For once I’m not hiding how I feel from myself. I’m opening admitting I feel confused, hurt, a little empty after cutting ties completely with the Magician. I think that being honest with myself means I’ve made more progress in my own self development. Here I am trying to pick out the positives from my encounter with him:
- I learned how relaxed I can be with someone new, if we have the right chemistry.
- I learned what it feels like to experience PDA and that I like it 😍
- I learned that fuck boys come in many different forms
- I learned that I can confidently tell a guy I won’t do certain things unless he gets tested (std test).

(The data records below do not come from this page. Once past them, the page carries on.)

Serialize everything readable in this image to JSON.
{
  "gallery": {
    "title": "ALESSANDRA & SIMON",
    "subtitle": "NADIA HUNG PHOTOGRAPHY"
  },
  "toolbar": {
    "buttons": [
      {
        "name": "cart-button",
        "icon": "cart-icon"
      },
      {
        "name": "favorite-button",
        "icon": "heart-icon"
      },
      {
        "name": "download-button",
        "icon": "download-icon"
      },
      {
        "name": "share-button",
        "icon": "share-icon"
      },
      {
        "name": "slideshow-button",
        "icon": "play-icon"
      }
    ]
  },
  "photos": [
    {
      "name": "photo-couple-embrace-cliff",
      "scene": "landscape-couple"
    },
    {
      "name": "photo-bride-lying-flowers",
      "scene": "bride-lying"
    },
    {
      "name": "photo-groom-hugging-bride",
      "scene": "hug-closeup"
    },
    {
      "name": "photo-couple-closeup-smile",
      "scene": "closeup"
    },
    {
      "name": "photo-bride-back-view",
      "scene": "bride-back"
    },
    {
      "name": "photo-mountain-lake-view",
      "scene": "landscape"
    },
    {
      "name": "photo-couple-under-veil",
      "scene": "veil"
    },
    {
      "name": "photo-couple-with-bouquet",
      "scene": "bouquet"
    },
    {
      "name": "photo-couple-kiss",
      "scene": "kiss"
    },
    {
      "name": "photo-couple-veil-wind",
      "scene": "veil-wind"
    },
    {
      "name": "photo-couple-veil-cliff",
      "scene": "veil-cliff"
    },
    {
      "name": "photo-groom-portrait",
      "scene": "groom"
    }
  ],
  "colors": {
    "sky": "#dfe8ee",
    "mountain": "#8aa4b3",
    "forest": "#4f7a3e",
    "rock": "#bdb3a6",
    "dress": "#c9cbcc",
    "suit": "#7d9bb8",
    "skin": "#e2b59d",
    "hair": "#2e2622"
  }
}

- I learned I can walk away from someone I really like, if they’re not adding enough to my life.
- I had great sex and was comfortable throughout all of it.
Number 5 is a major one for me. As I said in my previous post, I’ve always found it difficult to walk away. Even when I’ve known it was over, the guy didn’t care about me or that I was being used, I would wait for the guy to end things.
I’m back on Tinder, fishing for new Tinderites. I’ve got a Fri-date tomorrow with a musician. I’m not really into musicians, but there was something that drew me in with this guy. When I found out he’s 5ft8 I was like meh I’m 5ft4 and hate wearing heels so it wasn’t a big deal. Then I saw more pictures from Instagram (stalker alert) and started to question if we’d click, if he’d even like me 🙈
I’m doing that thing where I’m trying to find reasons not to go on the date. I’ll give it a chance, even though I’m not really feeling it at the moment. It’s funny, I like talking to him, he’s so sweet and his replies are timely, which is what I’ve been complaining about recently😅
What’s wrong with me?
I’ll update you on how my date goes… Fingers crossed.